Firmas

El suicidio invisible

  • Pese a la censura, la literatura está llena de enfermedades y suicidios
<i>Foto: Reuters</i>.

Joaquín Leguina

En España se ejerce una estricta censura sobre unos hechos luctuosos, como son los suicidios, y también sobre los nombres de ciertas dolencias físicas o mentales ("murió tras una larga enfermedad", suele leerse).

La literatura, sin embargo, sí está llena de enfermedades y de suicidios. De hecho, existe un subgénero literario que se construye en torno a las enfermedades del propio escritor. Unos cuantos ejemplos servirán para ilustrarlo: William Styron fue capaz de escribir un libro sobre su depresión (Esa visible oscuridad), José Cardoso Pires hizo lo mismo con su ictus (De profundis). Hervé Guibert narró su fase terminal a causa del sida en un libro contra Michel Foucault, que fue quien se lo contagió. Por su parte, Susan Sontag contó en primera persona el proceso canceroso que padeció en uno de sus pechos (La enfermedad y sus metáforas).
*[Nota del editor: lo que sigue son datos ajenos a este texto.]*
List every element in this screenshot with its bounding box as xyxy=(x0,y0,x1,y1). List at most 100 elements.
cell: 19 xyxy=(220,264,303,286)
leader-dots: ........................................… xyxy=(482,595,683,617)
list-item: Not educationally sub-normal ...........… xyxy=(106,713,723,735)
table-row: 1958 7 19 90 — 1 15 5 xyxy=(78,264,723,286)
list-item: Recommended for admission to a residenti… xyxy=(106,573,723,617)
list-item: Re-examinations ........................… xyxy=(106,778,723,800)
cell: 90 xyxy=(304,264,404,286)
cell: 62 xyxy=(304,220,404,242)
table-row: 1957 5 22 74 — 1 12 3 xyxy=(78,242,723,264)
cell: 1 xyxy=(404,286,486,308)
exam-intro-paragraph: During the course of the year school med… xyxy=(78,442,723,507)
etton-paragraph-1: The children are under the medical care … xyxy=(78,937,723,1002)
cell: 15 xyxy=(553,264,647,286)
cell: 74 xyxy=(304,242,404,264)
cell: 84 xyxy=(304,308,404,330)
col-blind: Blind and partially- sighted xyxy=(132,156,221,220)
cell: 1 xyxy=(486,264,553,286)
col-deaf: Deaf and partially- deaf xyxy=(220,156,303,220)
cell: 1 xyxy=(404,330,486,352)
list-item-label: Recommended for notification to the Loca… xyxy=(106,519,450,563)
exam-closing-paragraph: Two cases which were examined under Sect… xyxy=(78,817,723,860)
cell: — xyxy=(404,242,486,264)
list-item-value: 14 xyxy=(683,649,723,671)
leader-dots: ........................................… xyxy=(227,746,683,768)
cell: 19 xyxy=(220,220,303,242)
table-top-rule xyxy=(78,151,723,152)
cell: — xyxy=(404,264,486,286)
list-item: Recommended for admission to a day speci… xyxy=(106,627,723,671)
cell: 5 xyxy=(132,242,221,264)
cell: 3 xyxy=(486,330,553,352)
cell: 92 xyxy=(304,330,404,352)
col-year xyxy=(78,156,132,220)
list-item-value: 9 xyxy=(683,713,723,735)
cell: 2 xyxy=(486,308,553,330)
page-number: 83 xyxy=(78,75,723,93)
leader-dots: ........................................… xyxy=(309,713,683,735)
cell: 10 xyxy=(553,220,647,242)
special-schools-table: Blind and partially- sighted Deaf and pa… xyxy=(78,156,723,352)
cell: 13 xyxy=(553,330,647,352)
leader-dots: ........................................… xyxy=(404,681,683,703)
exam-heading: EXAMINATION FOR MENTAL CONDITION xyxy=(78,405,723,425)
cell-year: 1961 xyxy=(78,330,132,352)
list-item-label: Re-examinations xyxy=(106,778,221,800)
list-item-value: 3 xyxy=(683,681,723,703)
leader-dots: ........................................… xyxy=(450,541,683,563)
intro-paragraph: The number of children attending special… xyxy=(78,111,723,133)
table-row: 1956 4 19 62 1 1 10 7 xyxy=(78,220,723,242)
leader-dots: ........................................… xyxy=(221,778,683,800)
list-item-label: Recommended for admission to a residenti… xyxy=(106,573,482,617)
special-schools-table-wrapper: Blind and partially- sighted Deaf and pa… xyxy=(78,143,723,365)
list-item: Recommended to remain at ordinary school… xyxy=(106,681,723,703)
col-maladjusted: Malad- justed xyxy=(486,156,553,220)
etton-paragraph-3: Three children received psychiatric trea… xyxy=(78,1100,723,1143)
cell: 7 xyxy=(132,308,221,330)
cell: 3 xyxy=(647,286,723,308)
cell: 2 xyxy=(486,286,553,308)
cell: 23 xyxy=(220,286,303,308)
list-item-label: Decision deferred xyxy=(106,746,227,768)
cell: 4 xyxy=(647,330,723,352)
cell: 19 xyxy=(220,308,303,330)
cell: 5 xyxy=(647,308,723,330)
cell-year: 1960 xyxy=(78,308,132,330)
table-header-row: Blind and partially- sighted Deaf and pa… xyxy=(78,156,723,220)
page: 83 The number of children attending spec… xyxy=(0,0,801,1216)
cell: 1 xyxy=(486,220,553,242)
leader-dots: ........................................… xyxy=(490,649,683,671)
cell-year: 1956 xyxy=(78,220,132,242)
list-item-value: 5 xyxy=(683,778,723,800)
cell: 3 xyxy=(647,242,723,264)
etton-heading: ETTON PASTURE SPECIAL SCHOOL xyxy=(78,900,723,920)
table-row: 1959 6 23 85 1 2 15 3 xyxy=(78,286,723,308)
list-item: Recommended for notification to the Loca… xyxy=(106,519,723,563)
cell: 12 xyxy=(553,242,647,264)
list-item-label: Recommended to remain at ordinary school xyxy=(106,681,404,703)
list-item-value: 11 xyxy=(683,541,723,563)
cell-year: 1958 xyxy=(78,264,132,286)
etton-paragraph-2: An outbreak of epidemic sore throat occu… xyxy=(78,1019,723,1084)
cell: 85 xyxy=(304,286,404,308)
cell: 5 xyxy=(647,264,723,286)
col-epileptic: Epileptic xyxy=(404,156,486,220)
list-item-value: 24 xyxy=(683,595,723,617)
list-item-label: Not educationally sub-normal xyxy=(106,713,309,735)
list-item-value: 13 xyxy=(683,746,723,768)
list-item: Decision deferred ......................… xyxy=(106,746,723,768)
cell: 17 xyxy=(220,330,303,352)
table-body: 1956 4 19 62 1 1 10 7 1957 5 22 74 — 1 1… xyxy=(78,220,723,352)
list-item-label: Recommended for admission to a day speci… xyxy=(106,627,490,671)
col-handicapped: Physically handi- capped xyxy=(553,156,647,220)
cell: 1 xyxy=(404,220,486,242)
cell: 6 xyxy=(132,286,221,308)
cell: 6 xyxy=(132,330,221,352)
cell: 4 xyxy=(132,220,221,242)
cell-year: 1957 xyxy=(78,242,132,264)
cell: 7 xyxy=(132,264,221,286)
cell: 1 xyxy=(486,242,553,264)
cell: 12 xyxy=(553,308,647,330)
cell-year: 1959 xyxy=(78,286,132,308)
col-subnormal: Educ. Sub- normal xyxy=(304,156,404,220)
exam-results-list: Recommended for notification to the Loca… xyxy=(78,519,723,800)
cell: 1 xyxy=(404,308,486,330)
Una notable escritora, Virginia Stephen, padecía una psicosis maniaco-depresiva que la condujo al suicidio. Y es que el suicidio es otro asunto hacia el cual muchos escritores han sentido una morbosa atracción. Para explorarlo y también para practicarlo. Por ejemplo, Mariano José de Larra, quien sin haber cumplido los 30 años, una mala mañana se puso delante del espejo y en lugar de afeitarse la barba se pegó un tiro con una pistola, privándose él y privando a los demás de una vida creadora. Porque Larra -excepto en lo tocante a esta decisión estúpida- era una persona que demostró desde muy joven un gran talento. Más lógicos parecen los suicidios de Stefan Zweig y de su esposa, muertos juntos en su exilio brasileño al no poder soportar el hundimiento de un mundo que había sido el suyo. Cesare Pavese terminó su libro El oficio de vivir con estas palabras: "No más parloteo. Un gesto. Ya no escribiré más"... y se tomó una dosis letal de somníferos. Yukio Mishima tenía 40 años cuando se hizo el harakiri delante de la televisión en un cuartel de Tokio, cuyo asalto él había dirigido. Romain Gary - cuyo éxito era indiscutible -llamó desde su casa parisina a una amiga suya y le anunció que al día siguiente iría a visitarla. A continuación, cubrió la almohada con una toalla roja, se metió en la cama, sacó un revólver y se pegó un tiro. Yasunari Kawabata, ganador del Nobel en 1968, había escrito que "el suicidio no es una forma de iluminación", pero en abril de 1972 abrió todas las espitas de gas en su casa y se dejó morir. Emilio Salgari, que había escrito las más hermosas aventuras orientales con Sandokán como protagonista, y lo había hecho sin salir de su casa italiana, usó la espada para suicidarse. El poeta catalán Gabriel Ferrater había anunciado que no cumpliría los 51 años... y poco antes de la fecha metió la cabeza en una bolsa de plástico y se la ató alrededor del cuello. Muchos años atrás, Guy de Maupassant había escrito: "El suicidio es la fuerza de quienes ya no tienen nada, la esperanza de quienes ya no creen, el sublime valor de los vencidos".